Instrument

Diese Abbildung zeigt die globale MICADO-Architektur im "Stand-alone"-Modus. Auf der linken Seite sind die verschiedenen Hardware-Teilsysteme zu sehen, auf der rechten Seite die Gesamtansicht inklusive Wartungsplattform. (1) Kalibrierungseinheit die neben der Relay-Optik montiert ist und die ELT-Fokalebene nachbildet (wird später  in MAORY integriert); (2) Relay-Optik zur Übertragung der ELT-Fokalebene nach unten in MICADO (wird später gegen den letzten MAORY-Spiegel ausgetauscht); (3) NGS-WFS-Modul, das sich unter der festen Abdeckung dreht und SCAO auf der oberen Bank und den MAORY-NGS-WFS auf einer  darunterliegenden Bank enthält; (4) Derotator und Kryostat, umgeben von Peripheriegeräten; (5) Tragstruktur für die rotierende Masse (Kryostat und NGS WFS-Modul) sowie für die feste obere Plattform; (6) Mitrotierende Plattform mit Elektronikschränken (aufgrund der begrenzten Kabellänge); (7) Kabelwicklung für den Anschluss an externe Schränke und Versorgungsstationen.
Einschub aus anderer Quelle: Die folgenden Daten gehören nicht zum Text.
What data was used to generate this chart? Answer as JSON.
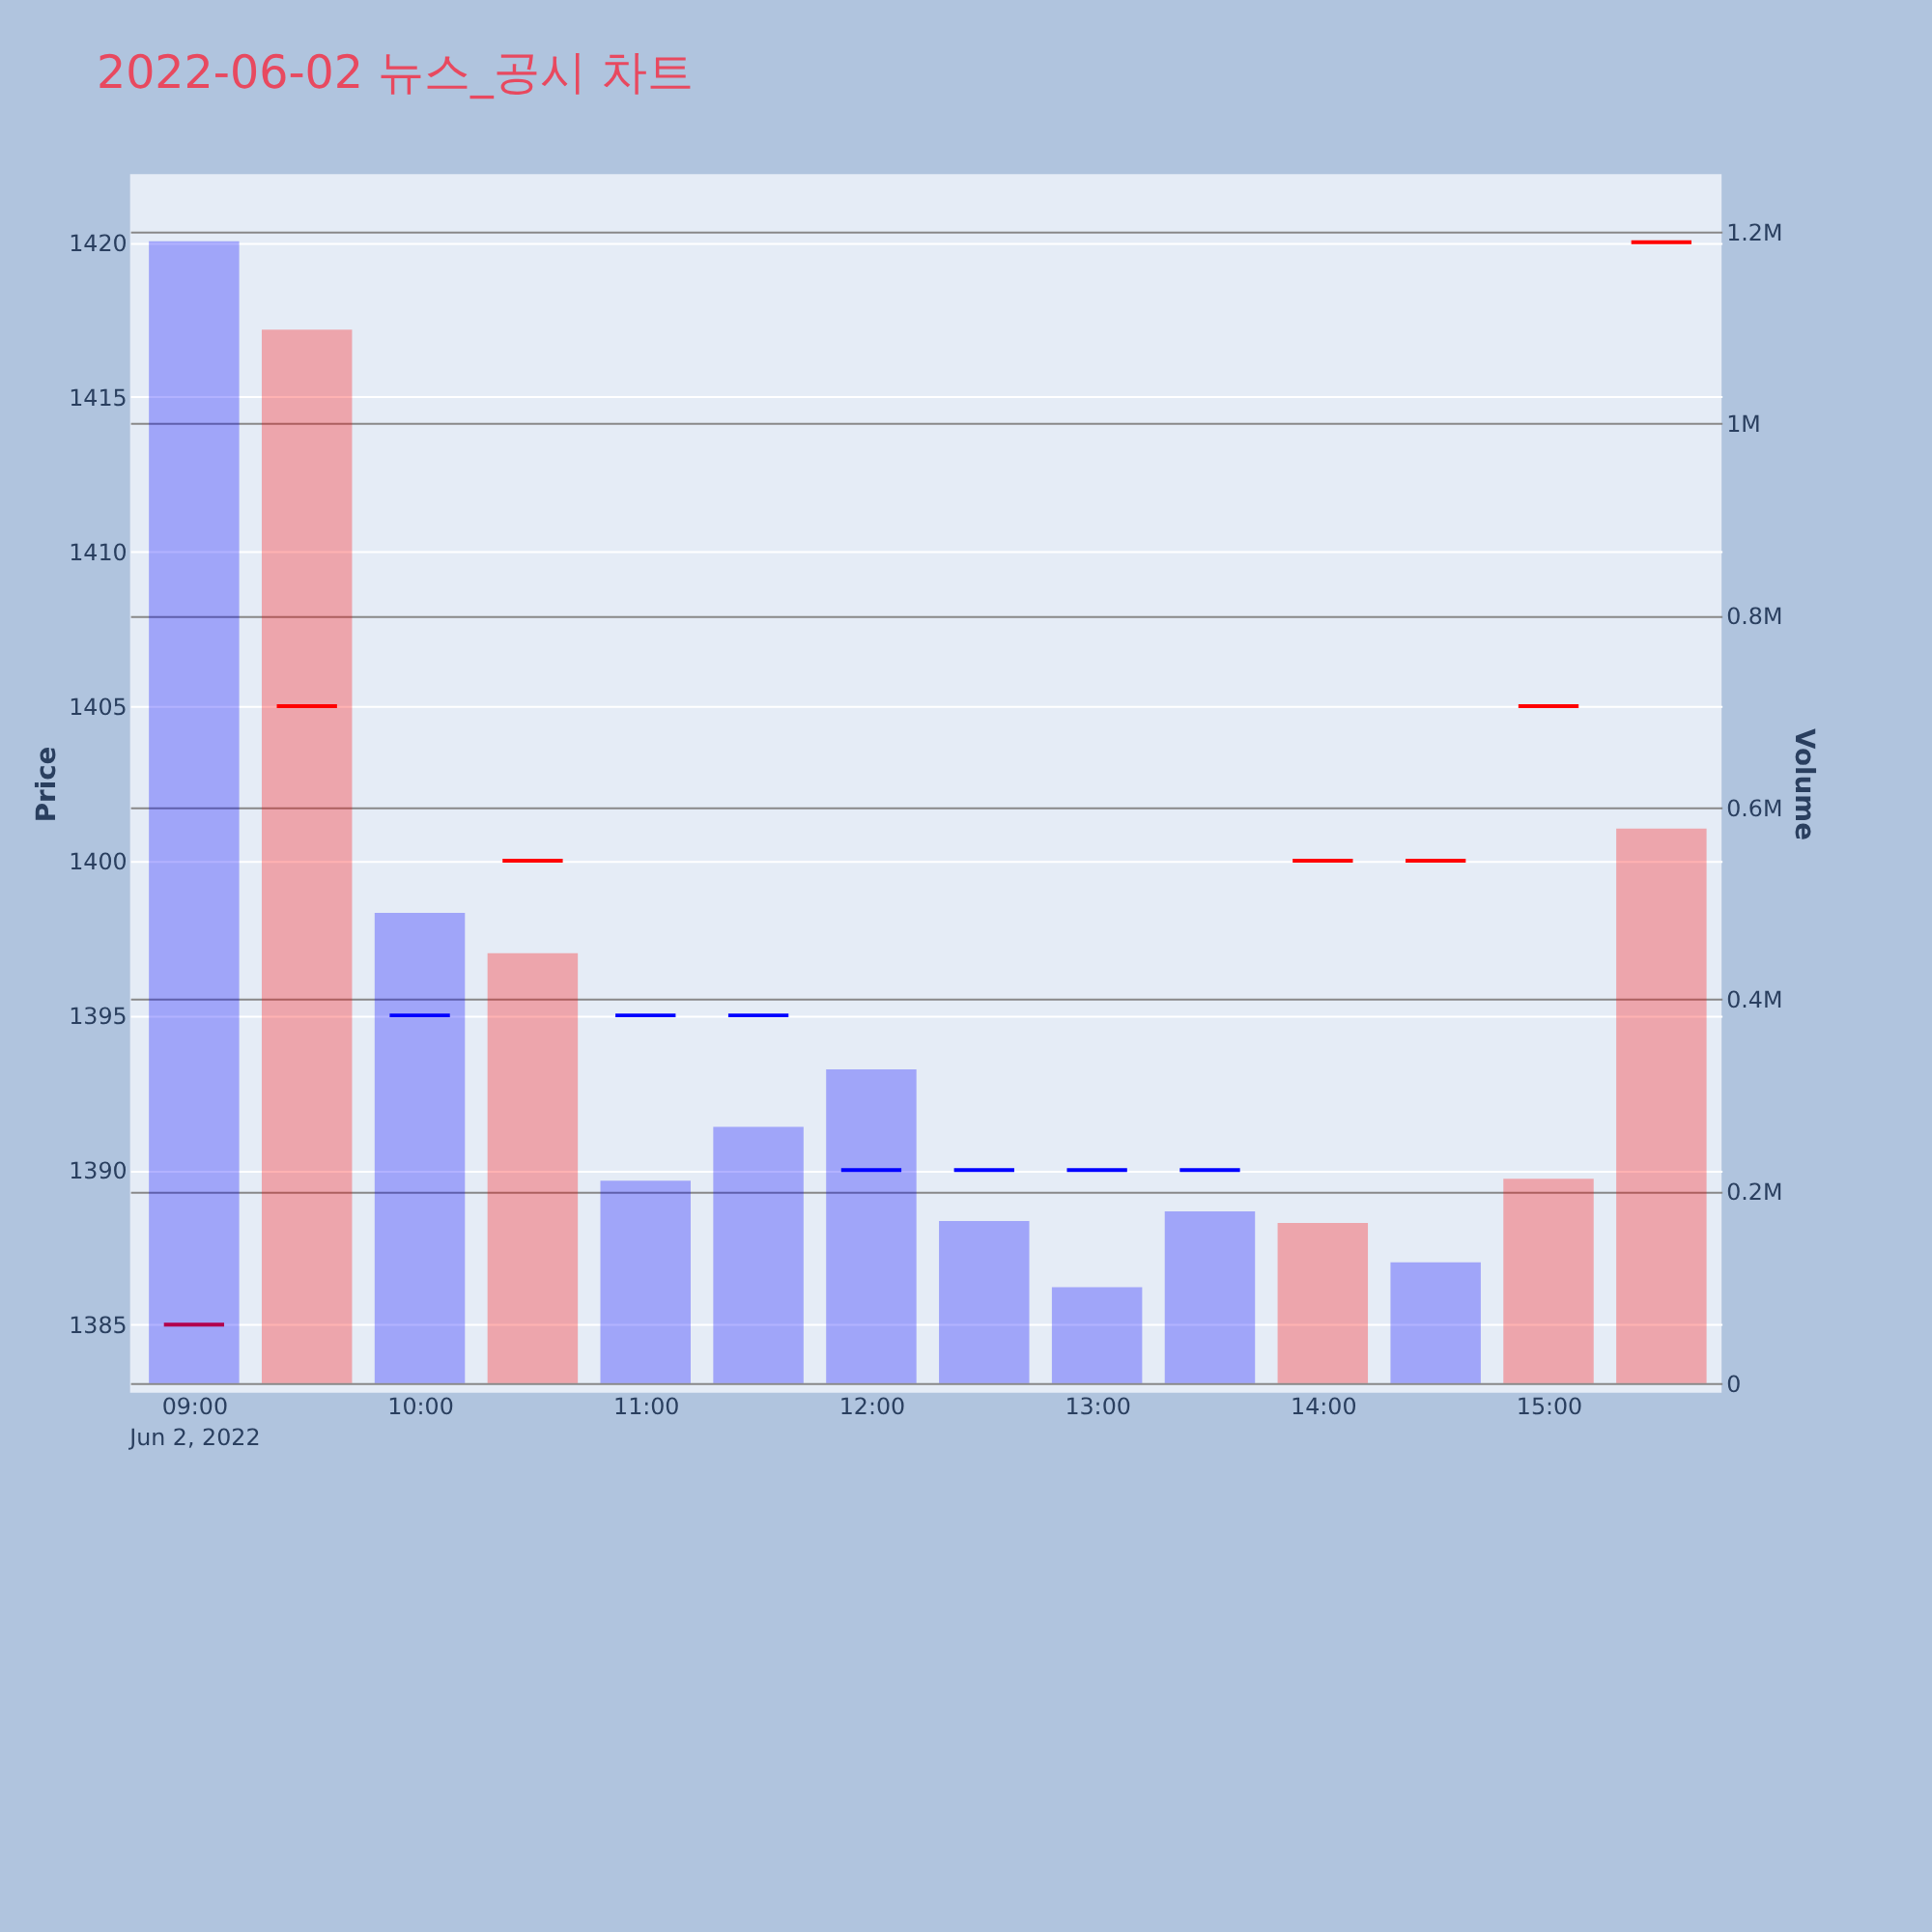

Die wichtigsten Teilsysteme

  • Die Kalibrierungseinheit ermöglicht die Kalibrierung des wissenschaftlichen Instruments, indem sie geeignete Quellen bereitstellt, deren Abbildungscharakteristik der des ELT entspricht.
  • Die Relay-Optik transferiert die ELT-Fokalebene in das Instrument. Sie wird nur in der Stand-alone-Konfiguration eingesetzt. Bei dem MAORY-System wird sie durch einen Umlenkspiegel ersetzt.
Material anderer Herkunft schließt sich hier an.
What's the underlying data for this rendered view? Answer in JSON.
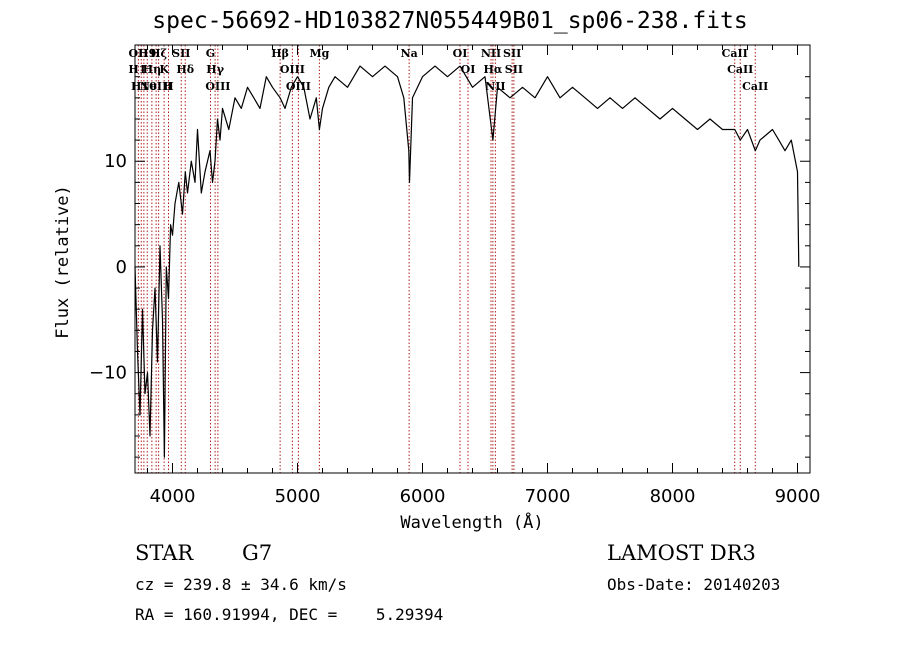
{
  "chart_data": {
    "type": "line",
    "title": "spec-56692-HD103827N055449B01_sp06-238.fits",
    "xlabel": "Wavelength (Å)",
    "ylabel": "Flux (relative)",
    "xlim": [
      3700,
      9100
    ],
    "ylim": [
      -19.5,
      21
    ],
    "x_ticks": [
      4000,
      5000,
      6000,
      7000,
      8000,
      9000
    ],
    "y_ticks": [
      -10,
      0,
      10
    ],
    "series": [
      {
        "name": "spectrum",
        "x": [
          3700,
          3720,
          3740,
          3760,
          3780,
          3800,
          3820,
          3840,
          3860,
          3880,
          3900,
          3920,
          3935,
          3950,
          3968,
          3985,
          4000,
          4020,
          4050,
          4080,
          4102,
          4120,
          4150,
          4180,
          4200,
          4230,
          4260,
          4300,
          4320,
          4340,
          4360,
          4380,
          4400,
          4450,
          4500,
          4550,
          4600,
          4650,
          4700,
          4750,
          4800,
          4861,
          4900,
          4950,
          5000,
          5050,
          5100,
          5150,
          5175,
          5200,
          5250,
          5300,
          5400,
          5500,
          5600,
          5700,
          5800,
          5850,
          5890,
          5896,
          5920,
          6000,
          6100,
          6200,
          6300,
          6400,
          6500,
          6563,
          6600,
          6700,
          6800,
          6900,
          7000,
          7100,
          7200,
          7300,
          7400,
          7500,
          7600,
          7700,
          7800,
          7900,
          8000,
          8100,
          8200,
          8300,
          8400,
          8498,
          8542,
          8600,
          8662,
          8700,
          8800,
          8850,
          8900,
          8950,
          9000,
          9010
        ],
        "y": [
          0,
          -8,
          -14,
          -4,
          -12,
          -10,
          -16,
          -6,
          -2,
          -9,
          2,
          -5,
          -18,
          0,
          -3,
          4,
          3,
          6,
          8,
          5,
          9,
          7,
          10,
          8,
          13,
          7,
          9,
          11,
          8,
          10,
          14,
          12,
          15,
          13,
          16,
          15,
          17,
          16,
          15,
          18,
          17,
          16,
          15,
          17,
          18,
          17,
          14,
          16,
          13,
          15,
          17,
          18,
          17,
          19,
          18,
          19,
          18,
          16,
          11,
          8,
          16,
          18,
          19,
          18,
          19,
          17,
          18,
          12,
          17,
          16,
          17,
          16,
          18,
          16,
          17,
          16,
          15,
          16,
          15,
          16,
          15,
          14,
          15,
          14,
          13,
          14,
          13,
          13,
          12,
          13,
          11,
          12,
          13,
          12,
          11,
          12,
          9,
          0
        ]
      }
    ],
    "line_markers": [
      {
        "wl": 3727,
        "label": "OII"
      },
      {
        "wl": 3750,
        "label": "H11"
      },
      {
        "wl": 3771,
        "label": "H10"
      },
      {
        "wl": 3798,
        "label": "H9"
      },
      {
        "wl": 3835,
        "label": "Hη"
      },
      {
        "wl": 3869,
        "label": "NeIII"
      },
      {
        "wl": 3889,
        "label": "Hζ"
      },
      {
        "wl": 3933,
        "label": "K"
      },
      {
        "wl": 3968,
        "label": "H"
      },
      {
        "wl": 4070,
        "label": "SII"
      },
      {
        "wl": 4102,
        "label": "Hδ"
      },
      {
        "wl": 4304,
        "label": "G"
      },
      {
        "wl": 4341,
        "label": "Hγ"
      },
      {
        "wl": 4363,
        "label": "OIII"
      },
      {
        "wl": 4861,
        "label": "Hβ"
      },
      {
        "wl": 4959,
        "label": "OIII"
      },
      {
        "wl": 5007,
        "label": "OIII"
      },
      {
        "wl": 5175,
        "label": "Mg"
      },
      {
        "wl": 5893,
        "label": "Na"
      },
      {
        "wl": 6300,
        "label": "OI"
      },
      {
        "wl": 6364,
        "label": "OI"
      },
      {
        "wl": 6548,
        "label": "NII"
      },
      {
        "wl": 6563,
        "label": "Hα"
      },
      {
        "wl": 6583,
        "label": "NII"
      },
      {
        "wl": 6717,
        "label": "SII"
      },
      {
        "wl": 6731,
        "label": "SII"
      },
      {
        "wl": 8498,
        "label": "CaII"
      },
      {
        "wl": 8542,
        "label": "CaII"
      },
      {
        "wl": 8662,
        "label": "CaII"
      }
    ]
  },
  "info": {
    "object_type": "STAR",
    "subclass": "G7",
    "survey": "LAMOST DR3",
    "cz": "cz = 239.8 ± 34.6 km/s",
    "obs_date": "Obs-Date: 20140203",
    "coords": "RA = 160.91994, DEC =    5.29394"
  },
  "colors": {
    "spectrum": "#000000",
    "marker": "#b02020"
  }
}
  • Das NGS-WFS-Modul enthält Wellenfrontsensoren für die adaptive Optik unter Verwendung von natürlichen Leitsternen speziell für das SCAO-System.
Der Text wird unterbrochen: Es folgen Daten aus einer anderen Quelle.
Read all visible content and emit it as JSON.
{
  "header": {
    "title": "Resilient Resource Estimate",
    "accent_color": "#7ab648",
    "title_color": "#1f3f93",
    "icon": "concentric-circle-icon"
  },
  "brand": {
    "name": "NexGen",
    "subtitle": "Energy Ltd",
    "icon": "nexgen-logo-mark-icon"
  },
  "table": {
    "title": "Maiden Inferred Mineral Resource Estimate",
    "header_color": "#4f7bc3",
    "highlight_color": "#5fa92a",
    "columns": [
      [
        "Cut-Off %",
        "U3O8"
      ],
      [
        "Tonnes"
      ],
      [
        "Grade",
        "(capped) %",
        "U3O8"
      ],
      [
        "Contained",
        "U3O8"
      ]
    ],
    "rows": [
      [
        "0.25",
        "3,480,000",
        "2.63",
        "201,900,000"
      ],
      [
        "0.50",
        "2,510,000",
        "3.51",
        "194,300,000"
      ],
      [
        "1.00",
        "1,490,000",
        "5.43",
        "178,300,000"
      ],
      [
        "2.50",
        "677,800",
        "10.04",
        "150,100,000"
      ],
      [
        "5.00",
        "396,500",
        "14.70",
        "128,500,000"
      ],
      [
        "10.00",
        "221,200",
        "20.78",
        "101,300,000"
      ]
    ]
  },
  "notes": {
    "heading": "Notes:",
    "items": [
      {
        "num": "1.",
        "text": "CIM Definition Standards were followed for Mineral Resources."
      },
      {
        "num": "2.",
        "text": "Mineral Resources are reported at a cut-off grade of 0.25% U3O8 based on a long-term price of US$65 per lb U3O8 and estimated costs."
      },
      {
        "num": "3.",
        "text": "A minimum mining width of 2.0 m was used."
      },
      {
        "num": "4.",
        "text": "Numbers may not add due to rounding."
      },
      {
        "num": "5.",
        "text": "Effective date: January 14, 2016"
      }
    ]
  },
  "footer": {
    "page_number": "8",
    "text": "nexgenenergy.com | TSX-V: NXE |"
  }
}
  • Der Derotator dreht den gesamten Kryostaten sowie das NGS-WFS-Modul, um die Orientierung des Himmels aus Sicht des Instruments konstant zu halten.
  • Der Kryostat ist das Kernstück von MICADO, das die kalte Optik und Mechanik enthält.
  • Die Tragkonstruktion trägt die verschiedenen Komponenten und hält sie in Position.
  • Die mitrotierende Plattform mit dem System für die Kabelwicklung erlaubt es der Elektronik (in den Elektronikschränken), sich mit dem Instrument zu drehen, wobei die Kabellänge kurzgehalten wird. Das spezielle Kabelwicklungssystem ermöglicht den Zugang zu externen (feststehenden) Elektronik- und Versorgungsstationen.
  • Die Elektronik ermöglicht die Instrumentenkontrolle (inklusive eines Überwachungssystems) und gewährleistet die Stromversorgung aller Geräte.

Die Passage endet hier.